YORK — Facing a mounting list of debts to the IRS, to the towns of Millinocket and East Millinocket and to numerous suppliers such as Brookfield Energy Group, Cate Street Capital has been running around Maine blaming everyone but themselves for their financial woes.

Brookfield has become the prime target for Cate Street, the owner of Great Northern Paper. But as John Adams said, facts are stubborn things, and for Cate Street they don’t paint a pretty picture.

In August of 2011, Brookfield and Cate Street signed a 10-year contract in which Brookfield agreed to provide electric power to Great Northern Paper at a significantly discounted rate exclusively for the purpose of operating the mill. As part of that agreement, Brookfield retained the right to sell to other customers any and all power not purchased by Cate Street.

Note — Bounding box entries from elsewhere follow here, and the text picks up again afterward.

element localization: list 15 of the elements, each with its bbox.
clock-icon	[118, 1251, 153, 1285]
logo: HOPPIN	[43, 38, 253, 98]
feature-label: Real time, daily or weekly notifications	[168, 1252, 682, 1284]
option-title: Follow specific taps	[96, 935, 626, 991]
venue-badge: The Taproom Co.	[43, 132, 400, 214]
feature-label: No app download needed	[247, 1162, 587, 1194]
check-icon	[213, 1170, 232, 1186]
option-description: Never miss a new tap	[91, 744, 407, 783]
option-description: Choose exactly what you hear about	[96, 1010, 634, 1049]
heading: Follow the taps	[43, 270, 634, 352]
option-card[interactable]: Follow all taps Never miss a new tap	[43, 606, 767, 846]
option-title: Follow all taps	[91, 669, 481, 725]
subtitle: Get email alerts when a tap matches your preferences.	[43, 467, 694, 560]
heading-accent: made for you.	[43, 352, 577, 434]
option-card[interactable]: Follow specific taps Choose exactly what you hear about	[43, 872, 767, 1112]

Fast-forward three years to today. Cate Street is now struggling to make Great Northern Paper viable, so company officials have decided they are unhappy with the agreement they signed in 2011. The remedy? Declare that Brookfield should give them a share of the revenues it gets from the sale of power to other customers.

Not only does this claim fly in the face of free-market rules, but also basic common sense.

That hasn’t stopped Cate Street.

With no contractual right to a share of Brookfield’s revenues from power generation, Cate Street hoped to get legislation passed that would require Brookfield to give some of its revenues to Cate Street. Ultimately, that effort was unsuccessful because it would have violated the U.S. Constitution.

Undeterred by all of this, Cate Street has continued its campaign with the hope that Brookfield will yield to Cate Street’s demands to change the terms of the 10-year contract.

While Brookfield will not agree to Cate Street’s unreasonable demand to share profits, our company has been involved with Northern Maine mills for nearly 15 years. We do recognize the need to restart the mill and hire back workers, and we have offered to help.

Brookfield has continued to provide a constant and reliable supply of electricity to the mill over the past several months for which it is not being paid, and has offered to continue doing so until May.

In addition, our company has offered to provide a portion of the capital that Cate Street says it needs to restart the mill by forgiving $2.5 million of the debt that Cate Street owes to Brookfield.

In exchange, Brookfield is asking that Cate Street provide financial information about the mill and its future to ensure that a viable plan is in place. Specifically, Brookfield is asking Cate Street to disclose basic financial information: How large are its unpaid bills and outstanding tax obligations? What are the capital needs required to reopen the mills, and what sources of funds have been secured other than the Brookfield offer? How much of Cate Street’s own money will be invested to restart the mills? And how much are the management fees that Cate Street is taking off the top of Great Northern Paper?

Brookfield has an obligation to its shareholders to perform due diligence, and expects that the contract with Great Northern Paper be backed by a creditworthy-entity with a credible business plan.

To date, Cate Street has refused to provide the requested information. As a result, our company remains skeptical about Cate Street’s public statements and stated intentions.

Brookfield, through its actions, has demonstrated a real commitment to the state of Maine and the communities in northern Maine. Brookfield maintained the mills for nearly two years while the state found a new owner, then transferred the mills to the new owner, Cate Street, for just one dollar.

In addition, Brookfield has invested hundreds of millions of dollars in renewable energy facilities throughout the state of Maine over the past several years, providing meaningful and steady employment for hundreds of Maine people.

Brookfield is proud of its record as a responsible corporate citizen in Maine, and looks forward to a strong presence for many years to come. The important question: Is Cate Street Capital ready to do the same?